Publié le par aloys.over-blog.com

 

Alain

LE  COLLECTIONNEUR

 

 


 

Le samedi soir, les habitués du bistrot Le bon coup assistent en nombre au championnat du «doigt de fer». Avant le début de la compétition, les parieurs s’égosillent à pleins poumons : «cinq contre un pour celui-là… dix contre un pour celui-ci…»

Les gains réalisés sont investis dans les bonnes œuvres pour la soif. Même si ça chahute et gueule un peu fort, le patron, le débonnaire Charly, ne se démonte pas face à cette ambiance de foire qui fait songer aux séances enfiévrées que connaît la Bourse les jours de grand krach.

Scotché à sa pompe à bière, notre homme prend les commandes, fait claquer les chopes sur le comptoir et enfourne les recettes dans un tiroir-caisse suralimenté.

Les clients se fichent pas mal de la buée qui couvre les vitres du bistrot, rendant nulle la visibilité vers l’extérieur car, c’est à l’intérieur que ça se passe.
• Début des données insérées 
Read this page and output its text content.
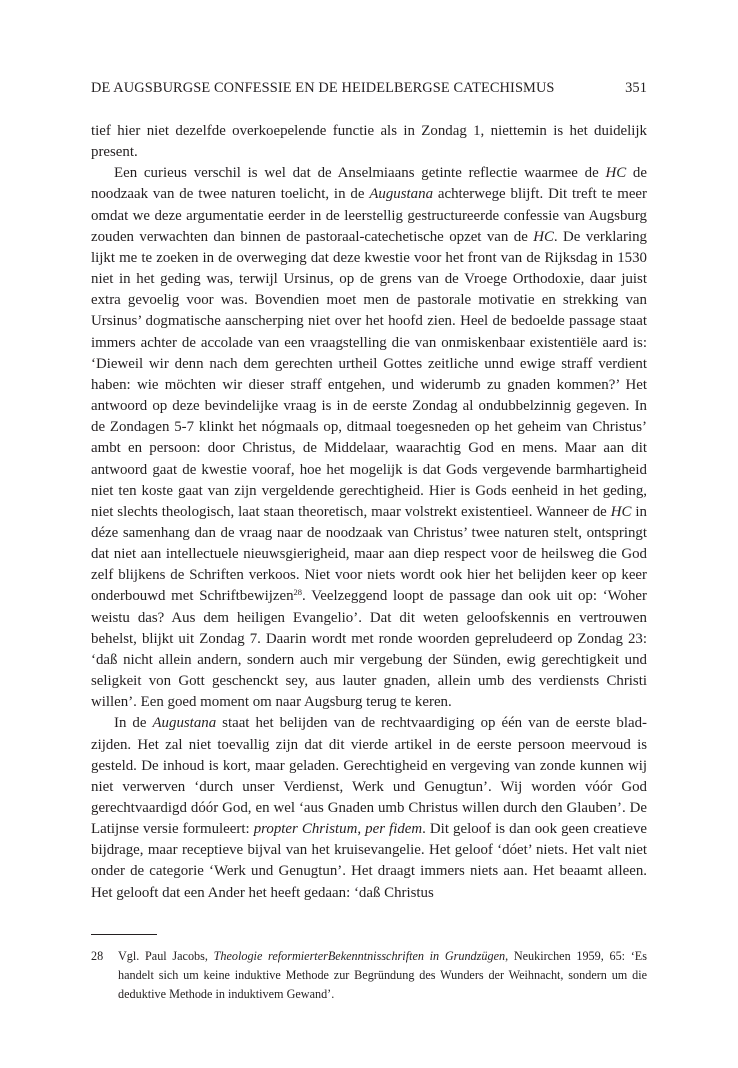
DE AUGSBURGSE CONFESSIE EN DE HEIDELBERGSE CATECHISMUS	351

tief hier niet dezelfde overkoepelende functie als in Zondag 1, niettemin is het duidelijk present.

Een curieus verschil is wel dat de Anselmiaans getinte reflectie waarmee de HC de noodzaak van de twee naturen toelicht, in de Augustana achterwege blijft. Dit treft te meer omdat we deze argumentatie eerder in de leerstellig gestructureerde confessie van Augsburg zouden verwachten dan binnen de pastoraal-catechetische opzet van de HC. De verklaring lijkt me te zoeken in de overweging dat deze kwestie voor het front van de Rijksdag in 1530 niet in het geding was, terwijl Ursinus, op de grens van de Vroege Orthodoxie, daar juist extra gevoelig voor was. Bovendien moet men de pastorale motivatie en strekking van Ursinus’ dogmatische aanscherping niet over het hoofd zien. Heel de bedoelde passage staat immers achter de accolade van een vraagstelling die van onmiskenbaar existentiële aard is: ‘Dieweil wir denn nach dem gerechten urtheil Gottes zeitliche unnd ewige straff verdient haben: wie möchten wir dieser straff entgehen, und widerumb zu gnaden kommen?’ Het antwoord op deze bevindelijke vraag is in de eerste Zondag al ondubbelzinnig gegeven. In de Zondagen 5-7 klinkt het nógmaals op, ditmaal toegesneden op het geheim van Christus’ ambt en persoon: door Christus, de Middelaar, waarachtig God en mens. Maar aan dit antwoord gaat de kwestie vooraf, hoe het mogelijk is dat Gods vergevende barmhartigheid niet ten koste gaat van zijn vergeldende gerechtigheid. Hier is Gods eenheid in het geding, niet slechts theologisch, laat staan theoretisch, maar volstrekt existentieel. Wanneer de HC in déze samenhang dan de vraag naar de noodzaak van Christus’ twee naturen stelt, ontspringt dat niet aan intellectuele nieuwsgierigheid, maar aan diep respect voor de heilsweg die God zelf blijkens de Schriften verkoos. Niet voor niets wordt ook hier het belijden keer op keer onderbouwd met Schriftbewijzen$^{28}$. Veelzeggend loopt de passage dan ook uit op: ‘Woher weistu das? Aus dem heiligen Evangelio’. Dat dit weten geloofskennis en vertrouwen behelst, blijkt uit Zondag 7. Daarin wordt met ronde woorden gepreludeerd op Zondag 23: ‘daß nicht allein andern, sondern auch mir vergebung der Sünden, ewig gerechtigkeit und seligkeit von Gott geschenckt sey, aus lauter gnaden, allein umb des verdiensts Christi willen’. Een goed moment om naar Augsburg terug te keren.

In de Augustana staat het belijden van de rechtvaardiging op één van de eerste bladzijden. Het zal niet toevallig zijn dat dit vierde artikel in de eerste persoon meervoud is gesteld. De inhoud is kort, maar geladen. Gerechtigheid en vergeving van zonde kunnen wij niet verwerven ‘durch unser Verdienst, Werk und Genugtun’. Wij worden vóór God gerechtvaardigd dóór God, en wel ‘aus Gnaden umb Christus willen durch den Glauben’. De Latijnse versie formuleert: propter Christum, per fidem. Dit geloof is dan ook geen creatieve bijdrage, maar receptieve bijval van het kruisevangelie. Het geloof ‘dóet’ niets. Het valt niet onder de categorie ‘Werk und Genugtun’. Het draagt immers niets aan. Het beaamt alleen. Het gelooft dat een Ander het heeft gedaan: ‘daß Christus

28 Vgl. Paul Jacobs, Theologie reformierterBekenntnisschriften in Grundzügen, Neukirchen 1959, 65: ‘Es handelt sich um keine induktive Methode zur Begründung des Wunders der Weihnacht, sondern um die deduktive Methode in induktivem Gewand’.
Mais, attention, le match va débuter.

A l’aide d’un mégaphone récupéré sur une brocante, Charly prie l’assemblée de cesser son chahut et invite les bookmakers à stopper leur course aux paris. L’instant est solennel, les protagonistes du «doigt de fer» entrent dans l’arène.

Au passage, Charly rappelle les règles strictes de la partie qui donnent à l’événement le sérieux qui échapperait à un non initié :

La main non utilisée doit rester couchée à plat sur la table. Les doigts engagés dans l’épreuve ne peuvent être bagués. Interdiction formelle de recourir aux insultes durant le match, on est entre gentlemen, que diable. Idem pour les encouragements : il ne faut pas dépasser les limites de la bienséance. Enfin, les supporters doivent se tenir à un mètre de la table de compétitions. Tout débordement entraînera l’annulation pure et simple de la partie.
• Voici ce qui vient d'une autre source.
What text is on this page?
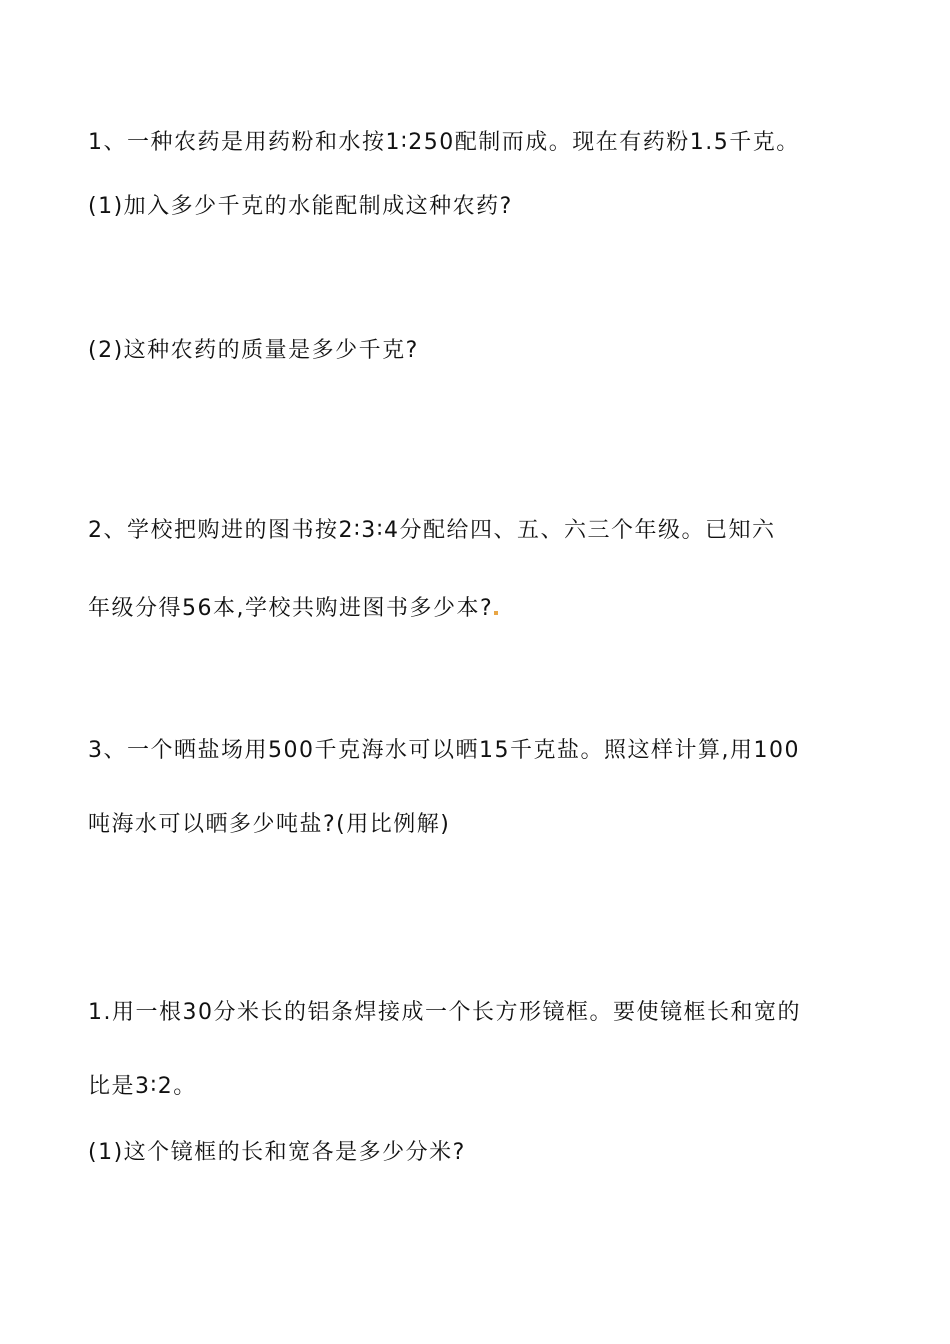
1、一种农药是用药粉和水按1∶250配制而成。现在有药粉1.5千克。
(1)加入多少千克的水能配制成这种农药?
(2)这种农药的质量是多少千克?
2、学校把购进的图书按2∶3∶4分配给四、五、六三个年级。已知六
年级分得56本,学校共购进图书多少本?
3、一个晒盐场用500千克海水可以晒15千克盐。照这样计算,用100
吨海水可以晒多少吨盐?(用比例解)
1.用一根30分米长的铝条焊接成一个长方形镜框。要使镜框长和宽的
比是3∶2。
(1)这个镜框的长和宽各是多少分米?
Ainsi, dans un contexte rappelant les jeux du cirque, moi, François Joseph Hautbois, je me prépare à mettre mon titre de champion du «doigt de fer» en jeu. Profanes, sachez que le «doigt de fer» est au «bras de fer» ce que le ping-pong est au tennis.

Mon adversaire du jour est Harry, une bête dépassant le quintal, une puissance redoutable, primaire, un briseur d’index…
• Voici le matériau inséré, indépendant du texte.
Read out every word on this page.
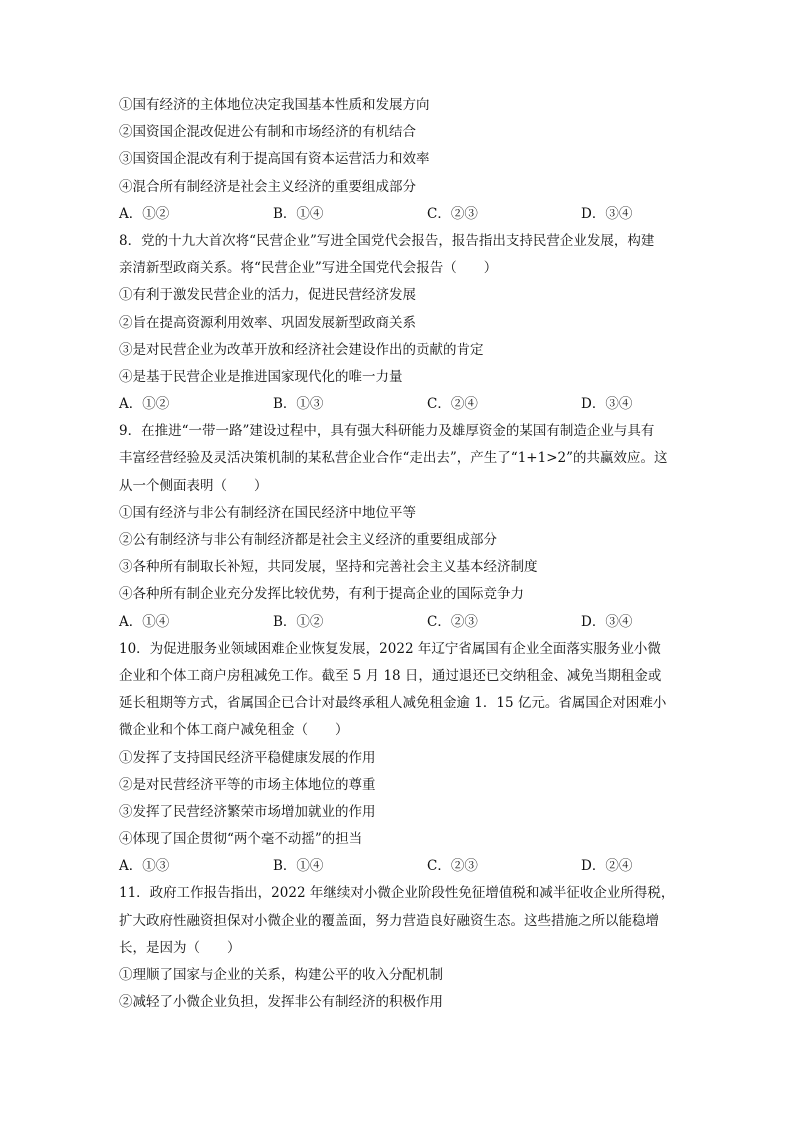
①国有经济的主体地位决定我国基本性质和发展方向
②国资国企混改促进公有制和市场经济的有机结合
③国资国企混改有利于提高国有资本运营活力和效率
④混合所有制经济是社会主义经济的重要组成部分
A．①②	B．①④	C．②③	D．③④
8．党的十九大首次将“民营企业”写进全国党代会报告，报告指出支持民营企业发展，构建
亲清新型政商关系。将“民营企业”写进全国党代会报告（　　）
①有利于激发民营企业的活力，促进民营经济发展
②旨在提高资源利用效率、巩固发展新型政商关系
③是对民营企业为改革开放和经济社会建设作出的贡献的肯定
④是基于民营企业是推进国家现代化的唯一力量
A．①②	B．①③	C．②④	D．③④
9．在推进“一带一路”建设过程中，具有强大科研能力及雄厚资金的某国有制造企业与具有
丰富经营经验及灵活决策机制的某私营企业合作“走出去”，产生了“1+1>2”的共赢效应。这
从一个侧面表明（　　）
①国有经济与非公有制经济在国民经济中地位平等
②公有制经济与非公有制经济都是社会主义经济的重要组成部分
③各种所有制取长补短，共同发展，坚持和完善社会主义基本经济制度
④各种所有制企业充分发挥比较优势，有利于提高企业的国际竞争力
A．①④	B．①②	C．②③	D．③④
10．为促进服务业领域困难企业恢复发展，2022 年辽宁省属国有企业全面落实服务业小微
企业和个体工商户房租减免工作。截至 5 月 18 日，通过退还已交纳租金、减免当期租金或
延长租期等方式，省属国企已合计对最终承租人减免租金逾 1．15 亿元。省属国企对困难小
微企业和个体工商户减免租金（　　）
①发挥了支持国民经济平稳健康发展的作用
②是对民营经济平等的市场主体地位的尊重
③发挥了民营经济繁荣市场增加就业的作用
④体现了国企贯彻“两个毫不动摇”的担当
A．①③	B．①④	C．②③	D．②④
11．政府工作报告指出，2022 年继续对小微企业阶段性免征增值税和减半征收企业所得税，
扩大政府性融资担保对小微企业的覆盖面，努力营造良好融资生态。这些措施之所以能稳增
长，是因为（　　）
①理顺了国家与企业的关系，构建公平的收入分配机制
②减轻了小微企业负担，发挥非公有制经济的积极作用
Cette montagne de chair m’a bravé, m’obligeant ainsi à relever le gant. A la réflexion, je n’aurais peut-être pas dû répondre à sa provocation, mon titre est encore trop récent. L’aura qu’il me confère mériterait une prolongation plus conséquente.

« Tu ne veux tout de même pas passer pour un pleutre… que fais-tu de ton orgueil ? » m’a alors fustigé mon petit doigt dont je suis toujours les précieux conseils même quand ils me poussent à croiser l’index avec cette terreur d’Harry qui s’assied, maintenant, face à moi, en brandissant deux doigts du V de la victoire. Mon expérience de la compétition m’a appris à ignorer ce type d’intimidation visant à déstabiliser l’adversaire. N’empêche que je ne suis guère à l’aise devant cette force de la nature.

Le combat s’engage. Les parieurs m’ont misé à quinze contre un, pas terrible pour un tenant du titre.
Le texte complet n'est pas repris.